The Superintendent, seeing his murder slipping away from him, only looked sulky.

“Still, we must proceed as if there was no question of it being anything but murder,” pointed out the Chief Constable.

“Of course, sir. So I’ll get on with my reconstruction. Well, we had the Admiral being rowed down to Whynmouth by Neddy Ware, and this reporter fellow, the nephew, rowing the Vicarage boat after him about an hour later, with Mrs. Mount as his passenger.”

“Eh?” said the startled Chief Constable, who did not remember having heard anything of the sort. “What’s this?”

“I think it’s obvious, sir. I mean,” said Rudge, with a naughty glance at his Superintendent, “there’s evidence to that effect. We know Mrs.
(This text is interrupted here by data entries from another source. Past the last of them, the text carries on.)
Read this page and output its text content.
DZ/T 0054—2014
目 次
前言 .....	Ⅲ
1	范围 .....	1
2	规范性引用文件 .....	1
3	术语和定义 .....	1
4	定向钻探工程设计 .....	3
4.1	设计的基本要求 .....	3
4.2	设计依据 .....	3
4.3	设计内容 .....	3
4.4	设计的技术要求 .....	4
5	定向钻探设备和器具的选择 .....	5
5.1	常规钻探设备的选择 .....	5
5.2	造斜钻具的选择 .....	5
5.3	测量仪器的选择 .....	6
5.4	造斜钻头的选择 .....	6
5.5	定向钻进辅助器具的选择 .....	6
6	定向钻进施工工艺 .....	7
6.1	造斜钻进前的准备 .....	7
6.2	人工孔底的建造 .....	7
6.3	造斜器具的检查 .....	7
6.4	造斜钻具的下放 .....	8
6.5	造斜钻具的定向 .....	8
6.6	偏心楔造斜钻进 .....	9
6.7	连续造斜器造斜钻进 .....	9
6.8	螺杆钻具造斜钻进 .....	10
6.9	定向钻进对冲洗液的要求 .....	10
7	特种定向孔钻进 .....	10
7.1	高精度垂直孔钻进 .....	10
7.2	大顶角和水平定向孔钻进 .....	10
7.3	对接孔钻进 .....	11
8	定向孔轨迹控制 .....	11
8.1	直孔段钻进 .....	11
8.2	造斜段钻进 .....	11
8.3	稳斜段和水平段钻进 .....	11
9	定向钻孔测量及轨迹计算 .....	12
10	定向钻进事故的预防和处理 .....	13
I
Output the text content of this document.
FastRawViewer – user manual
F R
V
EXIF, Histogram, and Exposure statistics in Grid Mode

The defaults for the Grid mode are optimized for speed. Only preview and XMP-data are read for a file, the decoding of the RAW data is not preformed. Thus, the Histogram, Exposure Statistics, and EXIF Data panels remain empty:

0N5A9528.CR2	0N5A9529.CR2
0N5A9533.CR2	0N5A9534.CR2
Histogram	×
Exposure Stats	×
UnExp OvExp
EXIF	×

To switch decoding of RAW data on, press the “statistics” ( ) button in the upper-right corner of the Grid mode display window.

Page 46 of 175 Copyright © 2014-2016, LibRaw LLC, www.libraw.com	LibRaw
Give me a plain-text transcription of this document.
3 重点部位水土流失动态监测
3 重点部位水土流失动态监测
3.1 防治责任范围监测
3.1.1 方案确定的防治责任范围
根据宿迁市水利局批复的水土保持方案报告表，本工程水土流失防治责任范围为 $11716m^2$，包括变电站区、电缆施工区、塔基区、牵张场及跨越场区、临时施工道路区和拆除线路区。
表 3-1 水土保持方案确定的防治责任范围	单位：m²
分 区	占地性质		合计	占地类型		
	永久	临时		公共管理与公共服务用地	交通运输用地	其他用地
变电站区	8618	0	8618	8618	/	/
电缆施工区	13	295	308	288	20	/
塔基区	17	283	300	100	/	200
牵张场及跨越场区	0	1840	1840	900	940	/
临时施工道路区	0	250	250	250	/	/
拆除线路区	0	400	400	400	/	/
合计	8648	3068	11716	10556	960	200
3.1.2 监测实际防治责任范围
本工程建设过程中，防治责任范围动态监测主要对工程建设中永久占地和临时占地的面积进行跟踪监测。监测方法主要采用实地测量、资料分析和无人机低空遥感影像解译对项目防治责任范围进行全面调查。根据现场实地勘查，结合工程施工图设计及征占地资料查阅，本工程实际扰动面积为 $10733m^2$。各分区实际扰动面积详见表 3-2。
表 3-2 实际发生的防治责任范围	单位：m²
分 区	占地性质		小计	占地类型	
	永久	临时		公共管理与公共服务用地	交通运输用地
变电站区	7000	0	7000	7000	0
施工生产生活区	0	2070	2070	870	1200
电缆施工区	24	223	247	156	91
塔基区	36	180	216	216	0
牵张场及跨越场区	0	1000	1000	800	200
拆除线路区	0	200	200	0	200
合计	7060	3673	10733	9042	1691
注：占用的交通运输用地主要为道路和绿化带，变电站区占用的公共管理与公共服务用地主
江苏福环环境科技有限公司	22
Mount got to the Vicarage about eleven; we know the Vicar didn’t see her till well past twelve; we know the Vicarage boat was taken out that night; we’re pretty sure Fitzgerald had a hand in the business; we know Fitzgerald was Mrs. Mount’s lover. What’s the result? Why, that Fitzgerald, knowing she’s coming down that night to see the Vicar about the divorce, intercepts her in the garden, takes her to the summer-house for a talk, decides they’d better go down to Whynmouth after the Admiral (it’s more than possible there was some sort of appointment between the two men), takes the Vicar’s hat to put on in case anyone sees them going off in the boat (nothing like a hat to establish identity), takes the Norwegian knife the boys left there, to cut the painter with—no!” said Rudge thoughtfully. “She ran back for the knife when they found they couldn’t untie the knot.”

“How the devil do you know that?”

“I don’t know it, sir. But if she did it would explain a lot. It’s always puzzled me that the Vicar was watering his garden so hard the next day in the blazing sun. Mr. Mount can’t be such a bad gardener as all that. But suppose she’d left footprints on the beds when she ran back for the knife. A nice strong jet of water would destroy them, and so much less obvious than a fork or a trowel, the garden being under observation all the time by our men in the Admiral’s boat-house. And he even gave the inside of the summer-house a bit of a splashing. Suppose she left powder scattered about there, like they do?”

“It’s a possibility,” the Chief Constable agreed with interest. “More than a possibility.”

The Superintendent said nothing.

“Well, anyhow, as I said, we have Fitzgerald chasing after the Admiral. It would take him half an hour to forty minutes, I suppose, to get down to Whynmouth. Then there’s a gap of, say, fifteen or twenty minutes, during which the Admiral is killed and arrangements made about the two boats. The body is dumped in the Vicarage one, the two painters tied together, and someone rows them up-stream. Who? Not Fitzgerald. He wouldn’t have time; we’ve got him at Rundel Croft soon after twelve. Not Mrs. Mount; she’s at the Vicarage at about the same time.”

“Ware,” nodded the Chief Constable. “Yes, that seems clear.”

The Superintendent said nothing.

“Neddy Ware, sir, yes,” said Rudge, who was now very much enjoying himself.